At the February 23 opening, Brad Powers, executive director of Jericho Road, announced that the housing initiative will be the first to receive available lots under the city's adjudicated land program. "The next step in the next 12 to 18 months is to build 50 more houses," he said. Cheering greeted his announcement.
Donations to ERD have provided the initial funding totaling $2.3 million, which is being used for administrative management, property acquisition and construction. The funding from ERD, combined with planned financing from various community development corporations will result in an investment in the Central City neighborhood of more than $20 million, Powers said.

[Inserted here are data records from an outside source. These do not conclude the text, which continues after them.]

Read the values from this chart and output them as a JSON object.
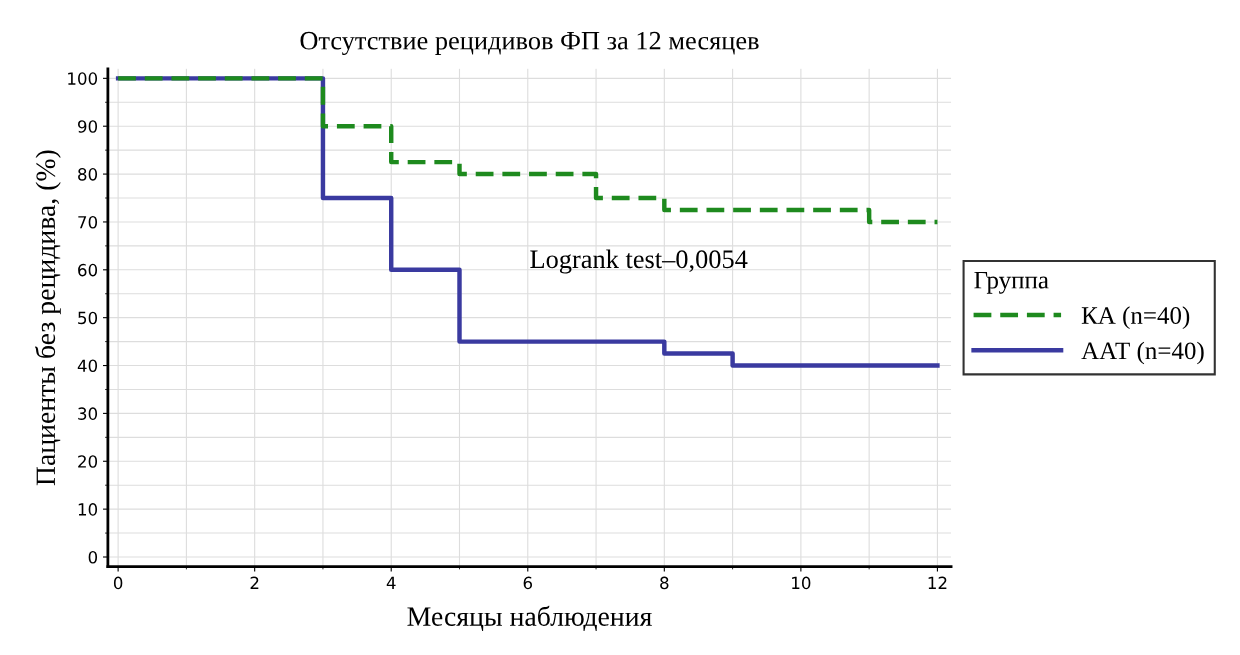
{
  "chart_data": {
    "type": "step",
    "title": "Отсутствие рецидивов ФП за 12 месяцев",
    "xlabel": "Месяцы наблюдения",
    "ylabel": "Пациенты без рецидива, (%)",
    "legend_title": "Группа",
    "series": [
      {
        "name": "КА (n=40)",
        "color": "#1e8a1e",
        "line_style": "dashed",
        "x": [
          0,
          3,
          4,
          5,
          7,
          8,
          11,
          12
        ],
        "values": [
          100,
          90,
          82.5,
          80,
          75,
          72.5,
          70,
          70
        ]
      },
      {
        "name": "ААТ (n=40)",
        "color": "#3a3aa0",
        "line_style": "solid",
        "x": [
          0,
          3,
          4,
          5,
          8,
          9,
          12
        ],
        "values": [
          100,
          75,
          60,
          45,
          42.5,
          40,
          40
        ]
      }
    ],
    "annotations": [
      "Logrank test–0,0054"
    ],
    "xlim": [
      -0.15,
      12.2
    ],
    "ylim": [
      -2,
      102
    ],
    "xticks": [
      0,
      2,
      4,
      6,
      8,
      10,
      12
    ],
    "yticks": [
      0,
      10,
      20,
      30,
      40,
      50,
      60,
      70,
      80,
      90,
      100
    ],
    "grid": true,
    "legend": "right"
  }
}
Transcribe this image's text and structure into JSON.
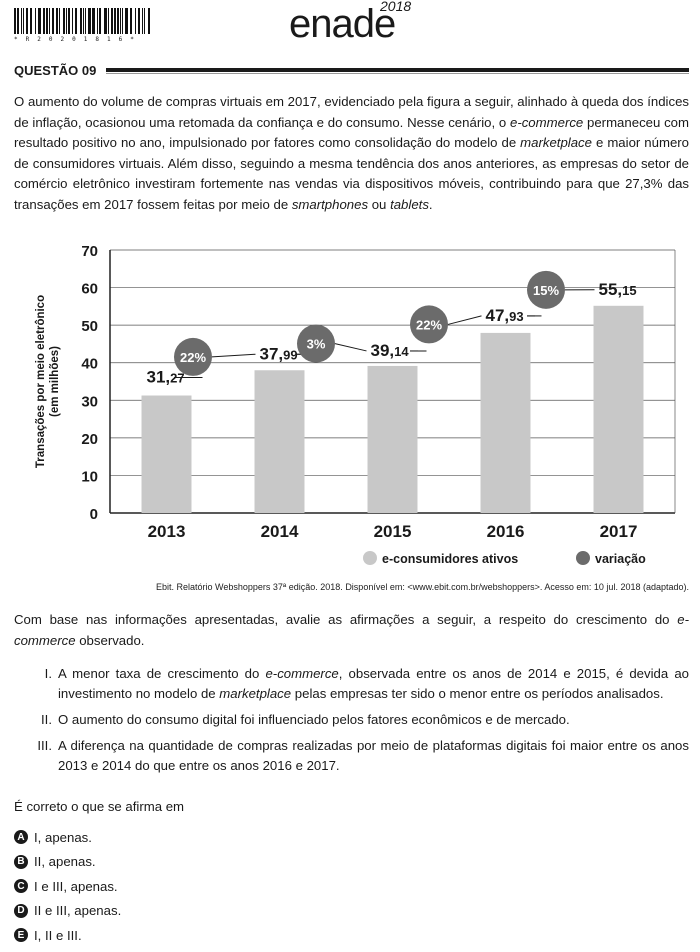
{
  "header": {
    "barcode_number": "* R 2 0 2 0 1 8 1 6 *",
    "logo": "enade",
    "year": "2018"
  },
  "question": {
    "label": "QUESTÃO 09",
    "intro": [
      {
        "t": "O aumento do volume de compras virtuais em 2017, evidenciado pela figura a seguir, alinhado à queda dos índices de inflação, ocasionou uma retomada da confiança e do consumo. Nesse cenário, o "
      },
      {
        "t": "e-commerce",
        "i": true
      },
      {
        "t": " permaneceu com resultado positivo no ano, impulsionado por fatores como consolidação do modelo de "
      },
      {
        "t": "marketplace",
        "i": true
      },
      {
        "t": " e maior número de consumidores virtuais. Além disso, seguindo a mesma tendência dos anos anteriores, as empresas do setor de comércio eletrônico investiram fortemente nas vendas via dispositivos móveis, contribuindo para que 27,3% das transações em 2017 fossem feitas por meio de "
      },
      {
        "t": "smartphones",
        "i": true
      },
      {
        "t": " ou "
      },
      {
        "t": "tablets",
        "i": true
      },
      {
        "t": "."
      }
    ],
    "source": "Ebit. Relatório Webshoppers 37ª edição. 2018. Disponível em: <www.ebit.com.br/webshoppers>. Acesso em: 10 jul. 2018 (adaptado).",
    "prompt": [
      {
        "t": "Com base nas informações apresentadas, avalie as afirmações a seguir, a respeito do crescimento do "
      },
      {
        "t": "e-commerce",
        "i": true
      },
      {
        "t": " observado."
      }
    ],
    "statements": [
      {
        "num": "I.",
        "parts": [
          {
            "t": "A menor taxa de crescimento do "
          },
          {
            "t": "e-commerce",
            "i": true
          },
          {
            "t": ", observada entre os anos de 2014 e 2015, é devida ao investimento no modelo de "
          },
          {
            "t": "marketplace",
            "i": true
          },
          {
            "t": " pelas empresas ter sido o menor entre os períodos analisados."
          }
        ]
      },
      {
        "num": "II.",
        "parts": [
          {
            "t": "O aumento do consumo digital foi influenciado pelos fatores econômicos e de mercado."
          }
        ]
      },
      {
        "num": "III.",
        "parts": [
          {
            "t": "A diferença na quantidade de compras realizadas por meio de plataformas digitais foi maior entre os anos 2013 e 2014 do que entre os anos 2016 e 2017."
          }
        ]
      }
    ],
    "ask": "É correto o que se afirma em",
    "options": [
      {
        "letter": "A",
        "text": "I, apenas."
      },
      {
        "letter": "B",
        "text": "II, apenas."
      },
      {
        "letter": "C",
        "text": "I e III, apenas."
      },
      {
        "letter": "D",
        "text": "II e III, apenas."
      },
      {
        "letter": "E",
        "text": "I, II e III."
      }
    ]
  },
  "chart_data": {
    "type": "bar",
    "categories": [
      "2013",
      "2014",
      "2015",
      "2016",
      "2017"
    ],
    "series": [
      {
        "name": "e-consumidores ativos",
        "values": [
          31.27,
          37.99,
          39.14,
          47.93,
          55.15
        ],
        "color": "#c8c8c8"
      }
    ],
    "value_labels": [
      {
        "int": "31,",
        "dec": "27"
      },
      {
        "int": "37,",
        "dec": "99"
      },
      {
        "int": "39,",
        "dec": "14"
      },
      {
        "int": "47,",
        "dec": "93"
      },
      {
        "int": "55,",
        "dec": "15"
      }
    ],
    "variation": {
      "name": "variação",
      "labels": [
        "22%",
        "3%",
        "22%",
        "15%"
      ],
      "color": "#6b6b6b"
    },
    "ylabel": "Transações por meio eletrônico",
    "ylabel2": "(em milhões)",
    "ylim": [
      0,
      70
    ],
    "yticks": [
      0,
      10,
      20,
      30,
      40,
      50,
      60,
      70
    ],
    "grid": true,
    "legend_position": "bottom-right"
  }
}
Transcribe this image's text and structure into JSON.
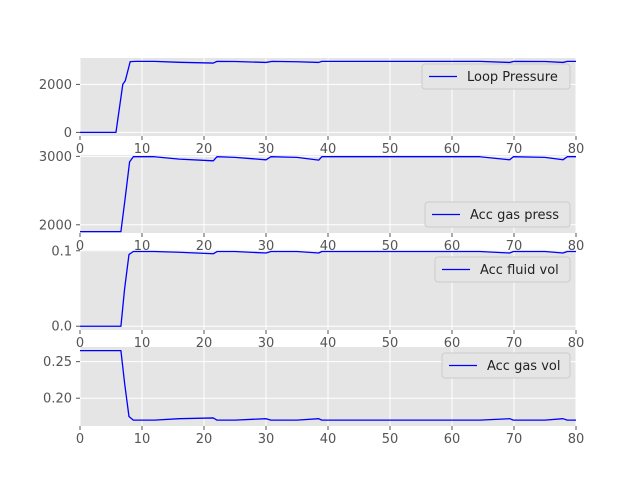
{
  "chart_data": [
    {
      "type": "line",
      "title": "",
      "xlabel": "",
      "ylabel": "",
      "xlim": [
        0,
        80
      ],
      "ylim": [
        -150,
        3100
      ],
      "xticks": [
        0,
        10,
        20,
        30,
        40,
        50,
        60,
        70,
        80
      ],
      "yticks": [
        0,
        2000
      ],
      "grid": true,
      "legend": "right",
      "series": [
        {
          "name": "Loop Pressure",
          "color": "#0000ff",
          "x": [
            0,
            5.8,
            6.9,
            7.3,
            8.1,
            9,
            12,
            16,
            21.5,
            22.1,
            25,
            30,
            31,
            35,
            38.5,
            39,
            50,
            64.5,
            69.3,
            70,
            75,
            77.9,
            78.6,
            80
          ],
          "y": [
            0,
            0,
            2000,
            2150,
            2950,
            2960,
            2960,
            2920,
            2890,
            2960,
            2955,
            2915,
            2960,
            2945,
            2915,
            2960,
            2960,
            2960,
            2915,
            2960,
            2955,
            2915,
            2960,
            2960
          ]
        }
      ]
    },
    {
      "type": "line",
      "title": "",
      "xlabel": "",
      "ylabel": "",
      "xlim": [
        0,
        80
      ],
      "ylim": [
        1880,
        3020
      ],
      "xticks": [
        0,
        10,
        20,
        30,
        40,
        50,
        60,
        70,
        80
      ],
      "yticks": [
        2000,
        3000
      ],
      "grid": true,
      "legend": "lower right",
      "series": [
        {
          "name": "Acc gas press",
          "color": "#0000ff",
          "x": [
            0,
            6.6,
            7.3,
            8,
            8.6,
            12,
            16,
            21.5,
            22.1,
            25,
            30,
            30.8,
            35,
            38.5,
            39,
            50,
            64.5,
            69.3,
            69.9,
            75,
            77.9,
            78.6,
            80
          ],
          "y": [
            1900,
            1900,
            2400,
            2920,
            2995,
            2995,
            2960,
            2935,
            2995,
            2985,
            2950,
            2995,
            2985,
            2945,
            2995,
            2995,
            2995,
            2950,
            2995,
            2985,
            2950,
            2995,
            2995
          ]
        }
      ]
    },
    {
      "type": "line",
      "title": "",
      "xlabel": "",
      "ylabel": "",
      "xlim": [
        0,
        80
      ],
      "ylim": [
        -0.005,
        0.101
      ],
      "xticks": [
        0,
        10,
        20,
        30,
        40,
        50,
        60,
        70,
        80
      ],
      "yticks": [
        0.0,
        0.1
      ],
      "grid": true,
      "legend": "upper right",
      "series": [
        {
          "name": "Acc fluid vol",
          "color": "#0000ff",
          "x": [
            0,
            6.6,
            7.2,
            7.9,
            8.6,
            12,
            16,
            21.5,
            22.1,
            25,
            30,
            30.8,
            35,
            38.5,
            39,
            50,
            64.5,
            69.3,
            69.9,
            75,
            77.9,
            78.6,
            80
          ],
          "y": [
            0,
            0,
            0.05,
            0.095,
            0.099,
            0.099,
            0.098,
            0.096,
            0.099,
            0.099,
            0.097,
            0.099,
            0.099,
            0.097,
            0.099,
            0.099,
            0.099,
            0.097,
            0.099,
            0.099,
            0.097,
            0.099,
            0.099
          ]
        }
      ]
    },
    {
      "type": "line",
      "title": "",
      "xlabel": "",
      "ylabel": "",
      "xlim": [
        0,
        80
      ],
      "ylim": [
        0.162,
        0.27
      ],
      "xticks": [
        0,
        10,
        20,
        30,
        40,
        50,
        60,
        70,
        80
      ],
      "yticks": [
        0.2,
        0.25
      ],
      "grid": true,
      "legend": "upper right",
      "series": [
        {
          "name": "Acc gas vol",
          "color": "#0000ff",
          "x": [
            0,
            6.6,
            7.2,
            7.9,
            8.6,
            12,
            16,
            21.5,
            22.1,
            25,
            30,
            30.8,
            35,
            38.5,
            39,
            50,
            64.5,
            69.3,
            69.9,
            75,
            77.9,
            78.6,
            80
          ],
          "y": [
            0.265,
            0.265,
            0.22,
            0.175,
            0.17,
            0.17,
            0.172,
            0.173,
            0.17,
            0.17,
            0.172,
            0.17,
            0.17,
            0.172,
            0.17,
            0.17,
            0.17,
            0.172,
            0.17,
            0.17,
            0.172,
            0.17,
            0.17
          ]
        }
      ]
    }
  ]
}
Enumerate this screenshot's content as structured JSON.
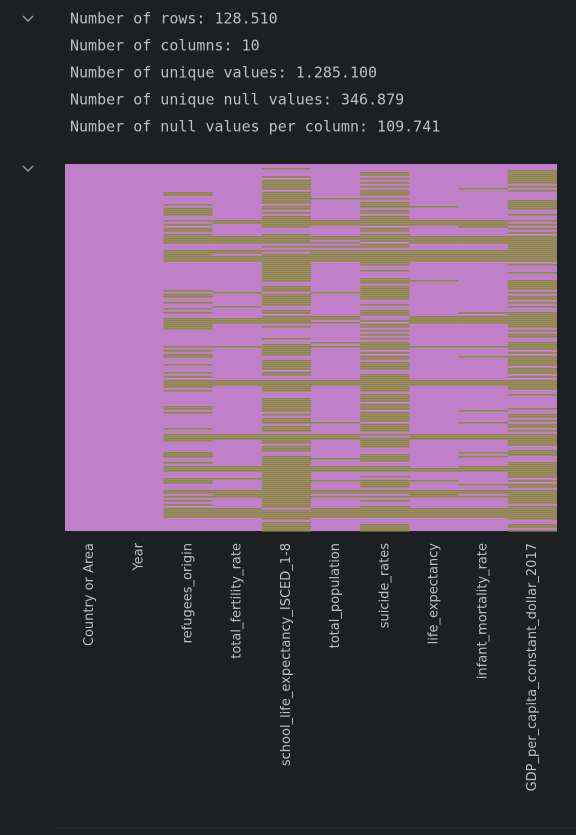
{
  "output": {
    "lines": [
      "Number of rows: 128.510",
      "Number of columns: 10",
      "Number of unique values: 1.285.100",
      "Number of unique null values: 346.879",
      "Number of null values per column: 109.741"
    ]
  },
  "heatmap": {
    "columns": [
      "Country or Area",
      "Year",
      "refugees_origin",
      "total_fertility_rate",
      "school_life_expectancy_ISCED_1-8",
      "total_population",
      "suicide_rates",
      "life_expectancy",
      "infant_mortality_rate",
      "GDP_per_capita_constant_dollar_2017"
    ]
  }
}
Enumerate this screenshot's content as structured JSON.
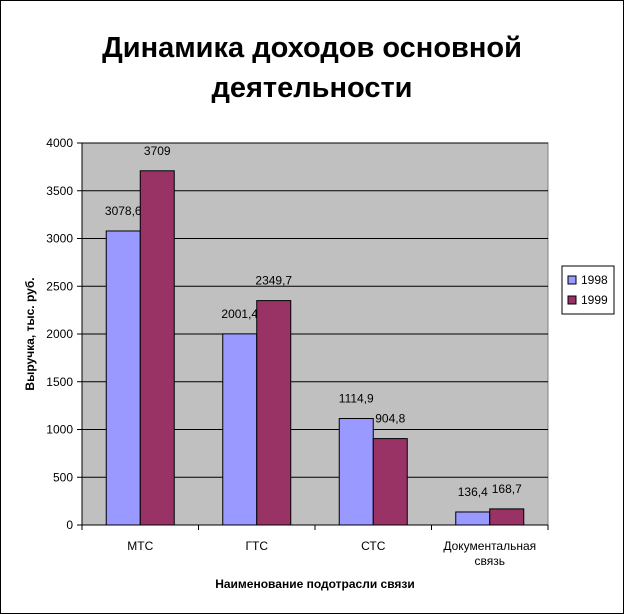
{
  "chart_data": {
    "type": "bar",
    "title_lines": [
      "Динамика доходов основной",
      "деятельности"
    ],
    "xlabel": "Наименование подотрасли связи",
    "ylabel": "Выручка, тыс. руб.",
    "categories": [
      "МТС",
      "ГТС",
      "СТС",
      "Документальная связь"
    ],
    "category_lines": [
      [
        "МТС"
      ],
      [
        "ГТС"
      ],
      [
        "СТС"
      ],
      [
        "Документальная",
        "связь"
      ]
    ],
    "series": [
      {
        "name": "1998",
        "values": [
          3078.6,
          2001.4,
          1114.9,
          136.4
        ],
        "labels": [
          "3078,6",
          "2001,4",
          "1114,9",
          "136,4"
        ],
        "color": "#9999ff"
      },
      {
        "name": "1999",
        "values": [
          3709,
          2349.7,
          904.8,
          168.7
        ],
        "labels": [
          "3709",
          "2349,7",
          "904,8",
          "168,7"
        ],
        "color": "#993366"
      }
    ],
    "ylim": [
      0,
      4000
    ],
    "yticks": [
      0,
      500,
      1000,
      1500,
      2000,
      2500,
      3000,
      3500,
      4000
    ],
    "grid": true,
    "plot_background": "#c0c0c0",
    "legend_position": "right"
  }
}
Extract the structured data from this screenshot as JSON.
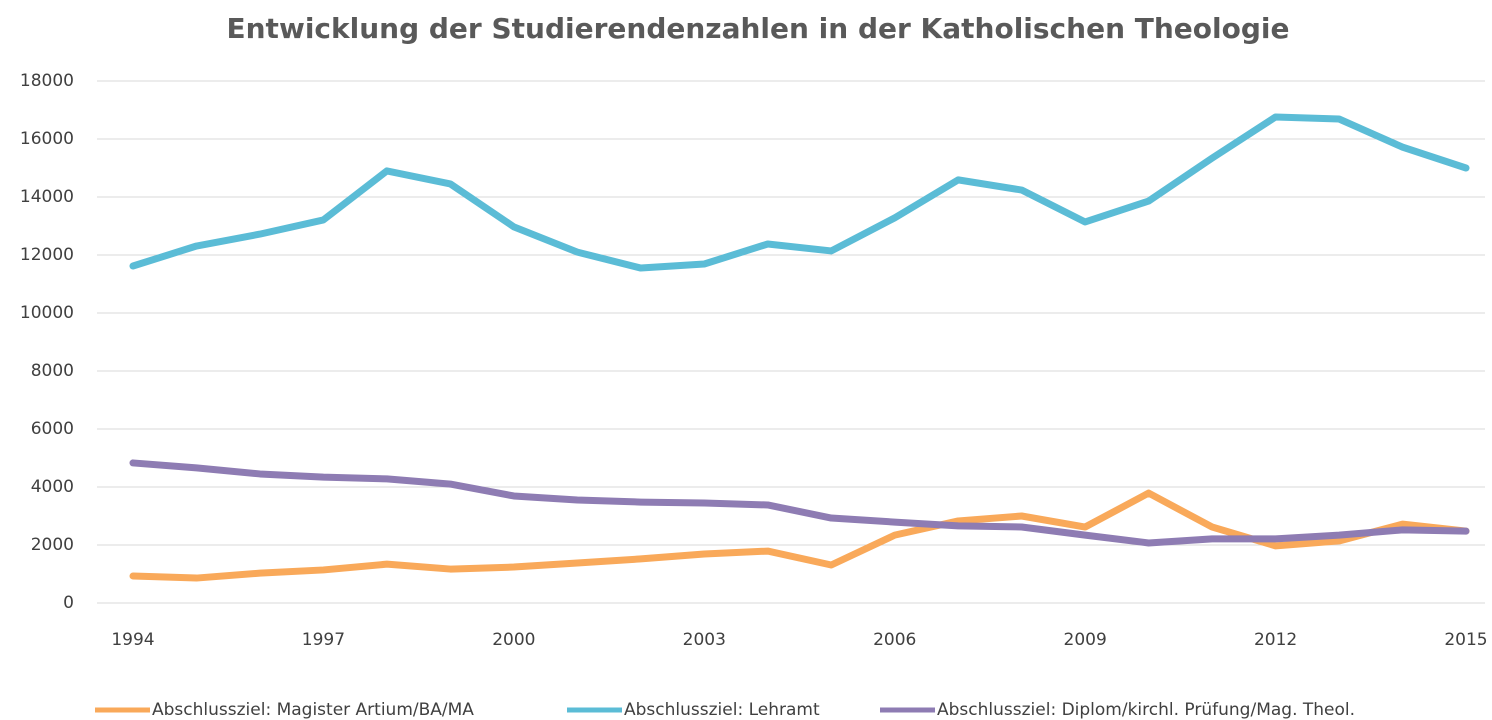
{
  "chart_data": {
    "type": "line",
    "title": "Entwicklung der Studierendenzahlen in der Katholischen Theologie",
    "x": [
      1994,
      1995,
      1996,
      1997,
      1998,
      1999,
      2000,
      2001,
      2002,
      2003,
      2004,
      2005,
      2006,
      2007,
      2008,
      2009,
      2010,
      2011,
      2012,
      2013,
      2014,
      2015
    ],
    "xlim": [
      1994,
      2015
    ],
    "xticks": [
      1994,
      1997,
      2000,
      2003,
      2006,
      2009,
      2012,
      2015
    ],
    "ylim": [
      0,
      18000
    ],
    "yticks": [
      0,
      2000,
      4000,
      6000,
      8000,
      10000,
      12000,
      14000,
      16000,
      18000
    ],
    "grid": true,
    "legend": "bottom",
    "series": [
      {
        "name": "Abschlussziel: Magister Artium/BA/MA",
        "color": "#f9a95a",
        "values": [
          930,
          860,
          1030,
          1140,
          1340,
          1170,
          1240,
          1380,
          1520,
          1690,
          1790,
          1310,
          2340,
          2830,
          3000,
          2620,
          3790,
          2620,
          1970,
          2140,
          2720,
          2480
        ]
      },
      {
        "name": "Abschlussziel: Lehramt",
        "color": "#5bbcd6",
        "values": [
          11620,
          12310,
          12720,
          13210,
          14900,
          14450,
          12970,
          12100,
          11550,
          11690,
          12380,
          12140,
          13280,
          14590,
          14240,
          13140,
          13860,
          15340,
          16760,
          16690,
          15720,
          15000
        ]
      },
      {
        "name": "Abschlussziel: Diplom/kirchl. Prüfung/Mag. Theol.",
        "color": "#8e7cb3",
        "values": [
          4830,
          4660,
          4450,
          4340,
          4280,
          4100,
          3690,
          3550,
          3480,
          3450,
          3380,
          2930,
          2790,
          2660,
          2620,
          2340,
          2070,
          2210,
          2210,
          2340,
          2520,
          2480
        ]
      }
    ]
  }
}
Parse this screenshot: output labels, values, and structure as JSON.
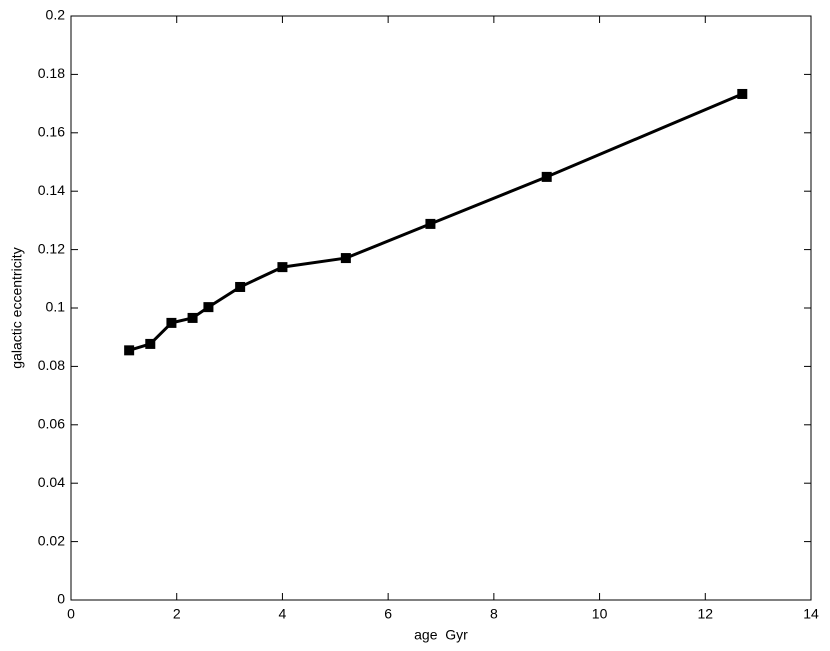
{
  "chart_data": {
    "type": "line",
    "xlabel": "age  Gyr",
    "ylabel": "galactic eccentricity",
    "x": [
      1.1,
      1.5,
      1.9,
      2.3,
      2.6,
      3.2,
      4.0,
      5.2,
      6.8,
      9.0,
      12.7
    ],
    "series": [
      {
        "color": "#000000",
        "values": [
          0.0855,
          0.0877,
          0.0949,
          0.0966,
          0.1003,
          0.1072,
          0.114,
          0.1171,
          0.1288,
          0.1449,
          0.1733
        ]
      }
    ],
    "xlim": [
      0,
      14
    ],
    "xticks": [
      0,
      2,
      4,
      6,
      8,
      10,
      12,
      14
    ],
    "ylim": [
      0,
      0.2
    ],
    "yticks": [
      0,
      0.02,
      0.04,
      0.06,
      0.08,
      0.1,
      0.12,
      0.14,
      0.16,
      0.18,
      0.2
    ],
    "grid": false
  }
}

"This initiative is about community," Jenkins said to those who gathered for the celebration. "It could be an act of those who have means, but that is not what Jericho Road is about. We don't want it to be seen as a sense of power over those who have no power. We want this to be a community offering. We are not simply building homes for people, but transforming lives and changing neighborhoods."
He said the name "Jericho Road" was taken from the sermon, "Beyond Vietnam," given by the Rev. Dr. Martin Luther King, Jr., at New York's Riverside Church in 1967. "True compassion is more than flinging a coin to a beggar," King said. "It comes to see that an edifice which produces beggars needs restructuring."
"Hurricane Katrina laid bare years of racism, economic exclusion and inferior education," Jenkins said. "All were exposed by that flood."
To assure it was a true community partnership, the bishop, who is the corporate head of Jericho Road, named to the board of directors some of the area's black evangelical pastors. "We're putting up the money; they are putting up the soul," he said.
One community leader at the celebration, Saundra Reed, co-director of the Central City Renaissance Alliance, praised the role of the Episcopal Church.
"We have all seen that government intentions have failed, fallen short," she said. "When the Episcopalians came, they came with their own dollars. They didn't wait for the government. They stepped out in faith on their own."
Obstacles to goal
In an interview in his office February 22, Jenkins said the biggest obstacles he has encountered have been "the state of Louisiana and the city of New Orleans." He said the fact that neither government was prepared to advance "soft second mortgages" to low-income families meant that the affordable housing that Jericho Road builds will be available to only 20 percent of low income people.
"We want them to be available to 60 percent of people," he said.
Two days later, at the house opening, Jenkins said he learned that the city will move to advance soft second mortgages to low income families.
More people in New Orleans are reduced to renting homes or apartments than in many other American cities. In pre-Katrina New Orleans, about 54 percent of the city's residents were paying rent instead of a mortgage, the congressional panel was told, so the issue of public housing and low income rentals is paramount. The city, which had 5,100 families living in public housing before Katrina, now has roughly 1,200.
The decision by the federal Department of Housing and Urban Development in June to close the city's four largest public housing developments and demolish them in order to develop mixed market-rate rentals and subsidized housing incenses Jenkins.
"The federal government has closed housing when we have hundreds of thousands of people who want to come home," he said. "There is no place for them to go. No one told me I couldn't go back to my house."
Many agree with the bishop's assessment of the situation.
"This is, by far, the toughest environment I've ever had to work in," said Steven C. Richards, a former FEMA official and now chief executive officer of American Renaissance Homes, builder of the modular houses that the diocese has purchased for its Jericho Road initiative.
"You're dealing with people's emotions, all of the fear, anxiety, discouragement and emotional trauma that people are going through. I hope what you see here," he said, standing in the front room of the new Jericho Road home, "is just the beginning of a recovery."